Convergence in measure and almost everywhere proof

Question

I'm trying to prove the following :

Let $(X,\mathcal A,\mu)$ be a measure space. Let $f_n \in L^1$ converge in measure to $f \in L^1$ and that

$$ \sum_k \int \vert f_k - f\vert d \mu < \infty$$

Then $f_n$ converges almost everywhere to $f$.

Attempt & ideas :

By contradiction

Suppose $f_n$ doesn't converge almost everywhere to $f$. Then $ \not \exists A \in \mathcal A \; s.t. \; \mu(A) = 0$ and

$$ N = \{ x : f_k \not \rightarrow f \} \subset A.$$

Let x $\in N,\exists \epsilon_x > 0,$ s.t. $\forall k$ :

$$ \vert f_k(x) - f(x) \vert > \epsilon_x.$$

Now the rough idea of rest of my "proof" is the following :

take $\epsilon$ the smallest of all $\epsilon_x$ then if $\epsilon \neq 0$ then

$$ 0 < \mu\{x :\vert f_k(x) - f(x)\vert > \epsilon \} < \frac{1}{\epsilon} \int \vert f_k - f \vert d \mu$$ and get a contradiction since $\sum_k \int \vert f_k - f\vert d \mu < \infty \Rightarrow \int \vert f_k - f \vert d \mu$ $\rightarrow 0$.

Answer 1

Using the dominated convergence theorem

$$ \sum_k \int \vert f_k - f\vert d \mu = \int \sum_k \vert f_k - f \vert d\mu < \infty.$$

Therefore $\sum_k \vert f_k - f \vert $ is integrable and is finite almost everywhere and

$$ \lim_{k \to \infty} \vert f_k - f \vert = 0 \qquad \mu.a.e. $$

and the sequence $f_k$ converges to $f$ almost everywhere.

Answer 2

Alright, but what if $\epsilon=0$? Usually it is hard to take a smallest element in an infinite set.

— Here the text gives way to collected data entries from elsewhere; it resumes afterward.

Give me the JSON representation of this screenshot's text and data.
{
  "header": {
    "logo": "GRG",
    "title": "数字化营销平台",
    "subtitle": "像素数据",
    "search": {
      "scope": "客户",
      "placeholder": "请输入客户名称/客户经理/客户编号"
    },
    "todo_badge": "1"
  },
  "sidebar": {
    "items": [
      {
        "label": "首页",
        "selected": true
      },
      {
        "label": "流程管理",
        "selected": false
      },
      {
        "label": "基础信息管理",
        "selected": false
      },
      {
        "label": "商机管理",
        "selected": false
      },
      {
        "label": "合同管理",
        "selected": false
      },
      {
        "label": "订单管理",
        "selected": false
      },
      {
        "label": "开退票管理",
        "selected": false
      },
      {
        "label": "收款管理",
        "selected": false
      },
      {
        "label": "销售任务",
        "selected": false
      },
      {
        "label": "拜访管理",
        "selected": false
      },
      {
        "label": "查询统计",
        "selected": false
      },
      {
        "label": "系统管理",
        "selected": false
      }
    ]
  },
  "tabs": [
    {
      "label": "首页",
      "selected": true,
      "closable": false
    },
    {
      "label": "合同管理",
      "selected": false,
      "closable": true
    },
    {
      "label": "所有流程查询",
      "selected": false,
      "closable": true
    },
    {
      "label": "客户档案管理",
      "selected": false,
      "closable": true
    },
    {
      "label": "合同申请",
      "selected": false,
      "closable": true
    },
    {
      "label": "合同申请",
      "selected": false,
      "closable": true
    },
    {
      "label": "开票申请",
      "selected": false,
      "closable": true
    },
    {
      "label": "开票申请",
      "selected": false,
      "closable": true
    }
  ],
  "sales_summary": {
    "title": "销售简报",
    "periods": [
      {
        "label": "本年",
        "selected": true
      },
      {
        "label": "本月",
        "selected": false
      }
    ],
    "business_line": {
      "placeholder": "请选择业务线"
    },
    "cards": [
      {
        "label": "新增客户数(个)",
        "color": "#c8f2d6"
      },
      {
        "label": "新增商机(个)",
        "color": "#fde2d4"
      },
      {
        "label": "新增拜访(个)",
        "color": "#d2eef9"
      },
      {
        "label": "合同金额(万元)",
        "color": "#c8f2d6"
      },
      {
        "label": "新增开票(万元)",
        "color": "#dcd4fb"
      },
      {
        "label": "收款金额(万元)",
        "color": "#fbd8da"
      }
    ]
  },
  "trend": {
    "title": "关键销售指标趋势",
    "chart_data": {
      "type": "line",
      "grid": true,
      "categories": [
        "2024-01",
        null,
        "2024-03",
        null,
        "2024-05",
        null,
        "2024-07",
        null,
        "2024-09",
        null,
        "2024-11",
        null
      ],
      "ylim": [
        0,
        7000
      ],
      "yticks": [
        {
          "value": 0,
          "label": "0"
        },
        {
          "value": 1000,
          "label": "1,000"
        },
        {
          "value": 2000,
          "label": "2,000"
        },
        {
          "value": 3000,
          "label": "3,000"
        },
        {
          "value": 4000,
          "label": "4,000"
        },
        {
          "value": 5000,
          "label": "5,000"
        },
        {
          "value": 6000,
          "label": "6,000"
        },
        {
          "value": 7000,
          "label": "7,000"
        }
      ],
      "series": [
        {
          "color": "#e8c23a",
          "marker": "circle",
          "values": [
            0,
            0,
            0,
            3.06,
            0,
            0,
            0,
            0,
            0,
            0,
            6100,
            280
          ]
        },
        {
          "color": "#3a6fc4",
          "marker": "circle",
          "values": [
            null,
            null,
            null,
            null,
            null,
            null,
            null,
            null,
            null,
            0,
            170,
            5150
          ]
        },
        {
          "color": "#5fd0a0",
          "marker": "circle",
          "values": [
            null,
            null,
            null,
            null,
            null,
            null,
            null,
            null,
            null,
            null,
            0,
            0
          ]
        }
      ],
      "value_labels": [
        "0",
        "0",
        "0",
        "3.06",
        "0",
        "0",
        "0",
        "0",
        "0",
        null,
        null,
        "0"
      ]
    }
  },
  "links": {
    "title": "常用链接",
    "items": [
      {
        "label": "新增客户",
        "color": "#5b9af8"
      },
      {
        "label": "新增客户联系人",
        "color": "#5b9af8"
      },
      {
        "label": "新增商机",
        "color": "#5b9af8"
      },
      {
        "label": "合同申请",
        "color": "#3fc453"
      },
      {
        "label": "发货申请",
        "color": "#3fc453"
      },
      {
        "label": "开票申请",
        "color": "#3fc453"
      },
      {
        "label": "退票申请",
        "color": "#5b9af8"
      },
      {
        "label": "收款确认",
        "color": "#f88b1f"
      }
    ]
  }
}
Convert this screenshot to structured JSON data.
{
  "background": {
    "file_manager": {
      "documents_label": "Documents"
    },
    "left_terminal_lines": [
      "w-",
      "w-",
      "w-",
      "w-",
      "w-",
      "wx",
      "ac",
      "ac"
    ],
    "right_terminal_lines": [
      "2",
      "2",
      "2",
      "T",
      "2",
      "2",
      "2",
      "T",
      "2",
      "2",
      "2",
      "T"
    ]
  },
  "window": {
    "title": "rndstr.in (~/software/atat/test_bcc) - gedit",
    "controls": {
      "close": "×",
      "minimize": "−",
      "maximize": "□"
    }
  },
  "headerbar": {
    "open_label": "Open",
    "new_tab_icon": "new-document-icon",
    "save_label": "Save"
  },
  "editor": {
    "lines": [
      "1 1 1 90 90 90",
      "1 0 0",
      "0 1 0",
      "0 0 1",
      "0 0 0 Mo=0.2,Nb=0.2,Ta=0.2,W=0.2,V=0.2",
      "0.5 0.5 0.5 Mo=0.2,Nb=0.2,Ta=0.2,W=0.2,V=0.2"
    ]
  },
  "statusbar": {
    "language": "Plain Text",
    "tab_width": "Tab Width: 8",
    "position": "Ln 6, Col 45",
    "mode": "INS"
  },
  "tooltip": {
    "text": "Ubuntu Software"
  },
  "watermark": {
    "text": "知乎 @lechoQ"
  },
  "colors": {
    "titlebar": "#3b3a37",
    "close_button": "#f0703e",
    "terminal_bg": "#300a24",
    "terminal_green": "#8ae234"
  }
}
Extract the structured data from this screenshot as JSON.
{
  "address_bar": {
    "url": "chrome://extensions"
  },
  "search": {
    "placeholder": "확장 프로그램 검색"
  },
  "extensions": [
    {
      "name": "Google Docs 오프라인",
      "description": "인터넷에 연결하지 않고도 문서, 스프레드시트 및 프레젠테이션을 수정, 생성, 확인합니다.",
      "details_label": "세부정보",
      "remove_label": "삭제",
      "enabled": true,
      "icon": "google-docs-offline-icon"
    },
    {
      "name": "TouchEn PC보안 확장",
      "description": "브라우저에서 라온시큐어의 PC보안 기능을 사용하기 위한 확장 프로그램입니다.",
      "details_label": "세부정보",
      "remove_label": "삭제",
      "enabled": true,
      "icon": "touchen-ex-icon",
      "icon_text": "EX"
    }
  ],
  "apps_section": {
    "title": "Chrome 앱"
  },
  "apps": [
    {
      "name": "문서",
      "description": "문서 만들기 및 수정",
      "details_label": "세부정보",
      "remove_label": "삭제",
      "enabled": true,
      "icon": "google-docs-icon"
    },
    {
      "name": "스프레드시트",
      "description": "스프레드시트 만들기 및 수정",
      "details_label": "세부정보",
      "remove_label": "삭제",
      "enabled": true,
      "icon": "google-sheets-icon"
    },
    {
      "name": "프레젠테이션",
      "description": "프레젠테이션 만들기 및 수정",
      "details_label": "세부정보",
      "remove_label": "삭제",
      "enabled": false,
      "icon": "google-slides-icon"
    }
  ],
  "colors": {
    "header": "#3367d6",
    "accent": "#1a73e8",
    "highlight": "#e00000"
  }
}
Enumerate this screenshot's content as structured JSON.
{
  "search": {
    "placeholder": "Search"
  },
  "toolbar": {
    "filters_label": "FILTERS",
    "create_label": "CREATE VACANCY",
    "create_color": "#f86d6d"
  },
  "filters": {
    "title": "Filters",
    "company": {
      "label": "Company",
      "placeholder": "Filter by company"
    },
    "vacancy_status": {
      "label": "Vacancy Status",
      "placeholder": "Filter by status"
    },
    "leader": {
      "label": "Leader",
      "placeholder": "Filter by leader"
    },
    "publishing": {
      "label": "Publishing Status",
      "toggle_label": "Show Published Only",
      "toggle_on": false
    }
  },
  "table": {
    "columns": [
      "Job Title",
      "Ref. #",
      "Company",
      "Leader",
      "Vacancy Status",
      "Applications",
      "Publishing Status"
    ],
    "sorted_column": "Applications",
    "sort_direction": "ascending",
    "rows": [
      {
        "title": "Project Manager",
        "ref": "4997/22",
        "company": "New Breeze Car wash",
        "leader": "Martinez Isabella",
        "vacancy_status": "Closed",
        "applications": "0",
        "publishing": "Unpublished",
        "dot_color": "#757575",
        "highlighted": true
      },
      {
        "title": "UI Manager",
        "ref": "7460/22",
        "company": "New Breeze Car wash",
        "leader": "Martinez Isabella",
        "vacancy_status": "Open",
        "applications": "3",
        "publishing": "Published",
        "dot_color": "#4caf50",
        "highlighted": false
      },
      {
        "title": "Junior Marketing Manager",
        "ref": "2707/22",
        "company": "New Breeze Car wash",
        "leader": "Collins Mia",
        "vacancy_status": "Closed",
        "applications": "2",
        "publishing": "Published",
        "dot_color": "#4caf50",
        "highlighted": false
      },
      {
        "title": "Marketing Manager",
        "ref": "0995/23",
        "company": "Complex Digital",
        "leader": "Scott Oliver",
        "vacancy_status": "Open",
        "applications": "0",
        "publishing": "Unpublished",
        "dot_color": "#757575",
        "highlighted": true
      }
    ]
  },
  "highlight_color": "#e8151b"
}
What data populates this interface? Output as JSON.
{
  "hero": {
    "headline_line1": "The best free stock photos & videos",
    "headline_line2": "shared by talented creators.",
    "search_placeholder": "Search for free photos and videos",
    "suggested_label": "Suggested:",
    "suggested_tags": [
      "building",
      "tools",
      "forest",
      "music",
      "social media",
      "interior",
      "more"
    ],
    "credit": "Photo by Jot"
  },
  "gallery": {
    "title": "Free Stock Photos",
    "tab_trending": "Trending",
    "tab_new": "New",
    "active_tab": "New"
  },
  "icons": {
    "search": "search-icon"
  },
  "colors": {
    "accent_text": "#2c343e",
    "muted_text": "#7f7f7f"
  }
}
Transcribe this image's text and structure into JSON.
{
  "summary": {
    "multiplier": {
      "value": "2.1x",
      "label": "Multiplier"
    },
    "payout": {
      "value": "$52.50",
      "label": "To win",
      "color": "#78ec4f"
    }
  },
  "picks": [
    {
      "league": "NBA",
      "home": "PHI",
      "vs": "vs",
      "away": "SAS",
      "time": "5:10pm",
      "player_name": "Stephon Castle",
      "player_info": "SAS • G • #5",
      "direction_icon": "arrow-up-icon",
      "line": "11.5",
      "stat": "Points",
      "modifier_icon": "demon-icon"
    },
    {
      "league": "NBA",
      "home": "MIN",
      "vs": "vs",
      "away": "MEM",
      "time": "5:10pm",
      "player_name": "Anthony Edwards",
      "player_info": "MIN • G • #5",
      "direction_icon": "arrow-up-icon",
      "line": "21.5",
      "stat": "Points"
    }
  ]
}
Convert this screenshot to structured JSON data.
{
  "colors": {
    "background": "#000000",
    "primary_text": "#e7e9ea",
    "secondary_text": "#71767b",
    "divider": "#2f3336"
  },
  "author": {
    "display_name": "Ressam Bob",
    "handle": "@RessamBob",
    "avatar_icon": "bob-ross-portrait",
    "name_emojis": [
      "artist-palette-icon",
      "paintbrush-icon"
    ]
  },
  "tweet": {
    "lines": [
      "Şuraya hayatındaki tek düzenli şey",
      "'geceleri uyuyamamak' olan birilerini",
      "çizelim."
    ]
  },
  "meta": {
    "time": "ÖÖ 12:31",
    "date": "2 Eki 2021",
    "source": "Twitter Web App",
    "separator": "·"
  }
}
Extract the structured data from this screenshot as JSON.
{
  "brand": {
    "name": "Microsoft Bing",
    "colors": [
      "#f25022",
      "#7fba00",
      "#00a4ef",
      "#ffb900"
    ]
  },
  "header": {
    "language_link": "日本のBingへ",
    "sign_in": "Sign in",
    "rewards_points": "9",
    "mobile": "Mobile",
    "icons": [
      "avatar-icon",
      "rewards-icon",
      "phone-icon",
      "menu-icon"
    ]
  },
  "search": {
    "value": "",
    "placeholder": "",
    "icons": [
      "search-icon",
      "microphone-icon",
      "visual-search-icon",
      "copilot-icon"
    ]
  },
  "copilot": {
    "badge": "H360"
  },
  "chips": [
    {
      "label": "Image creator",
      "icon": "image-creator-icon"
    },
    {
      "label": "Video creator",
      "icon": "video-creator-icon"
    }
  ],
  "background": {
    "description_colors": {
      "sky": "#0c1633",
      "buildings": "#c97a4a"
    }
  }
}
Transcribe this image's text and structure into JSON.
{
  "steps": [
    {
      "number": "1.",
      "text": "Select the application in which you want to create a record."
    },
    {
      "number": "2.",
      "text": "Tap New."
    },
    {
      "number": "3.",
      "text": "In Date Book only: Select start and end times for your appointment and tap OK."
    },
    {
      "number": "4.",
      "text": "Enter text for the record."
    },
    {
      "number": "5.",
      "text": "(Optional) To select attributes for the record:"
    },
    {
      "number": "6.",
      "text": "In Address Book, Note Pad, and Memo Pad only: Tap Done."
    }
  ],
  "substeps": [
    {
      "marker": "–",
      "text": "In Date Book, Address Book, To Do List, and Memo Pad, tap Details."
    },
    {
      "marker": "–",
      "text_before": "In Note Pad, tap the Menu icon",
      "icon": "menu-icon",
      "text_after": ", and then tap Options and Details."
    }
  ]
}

Here is what you can do. Let any $n\in\mathbb{N}$. For each $k\in\mathbb{N}$ we have $\mu\{x: |f_k(x)-f(x)|\geq\frac{1}{n}\}\leq n\int|f_k-f|d\mu$. Hence using the fact that the sum of integrals converges we get $\sum_{k=1}^\infty \mu\{x: |f_k(x)-f(x)|\geq\frac{1}{n}\}<\infty$. And now from the Borel-Cantelli lemma we know that there exists a null set $E_n$ such that if $x\in X\setminus E_n$ then $x$ belongs only to a finite number of the sets $(\{x: |f_k(x)-f(x)|\geq\frac{1}{n}\})_{k=1}^\infty$.

Now do that for every $n\in\mathbb{N}$ and then define $E=\cup_{n=1}^\infty E_n$. It is a null set as a countable union of null sets. Now show that there is pointwise convergence in $X\setminus E$.

Answer 3

Fix $\varepsilon>0$. Note that $$ \sum_{n=1}^\infty\mu(|f_n-f|>\varepsilon)\leq\sum_{n=1}^\infty\frac{1}{\varepsilon}\int|f_n-f|\, d\mu<\infty $$ by Markov's inequality. It follows by Borel Cantelli that $$ \mu(|f_n-f|>\varepsilon\, \text{i.o})=0.\tag{0} $$ Note that the set $A$ on which the sequence $(f_n)$ does not converge can be written as $$ A=\bigcup_{\varepsilon>0}\bigcap_{N\geq1}\bigcup_{n\geq N}(|f_n-f|>\varepsilon).\tag{1} $$ where we take $\varepsilon$ through a countable sequence decreasing towards zero in the union above (like $1/n$). A union bound applied to $(1)$ together with $(0)$ yield that $$ \mu(A)=0 $$ as desired.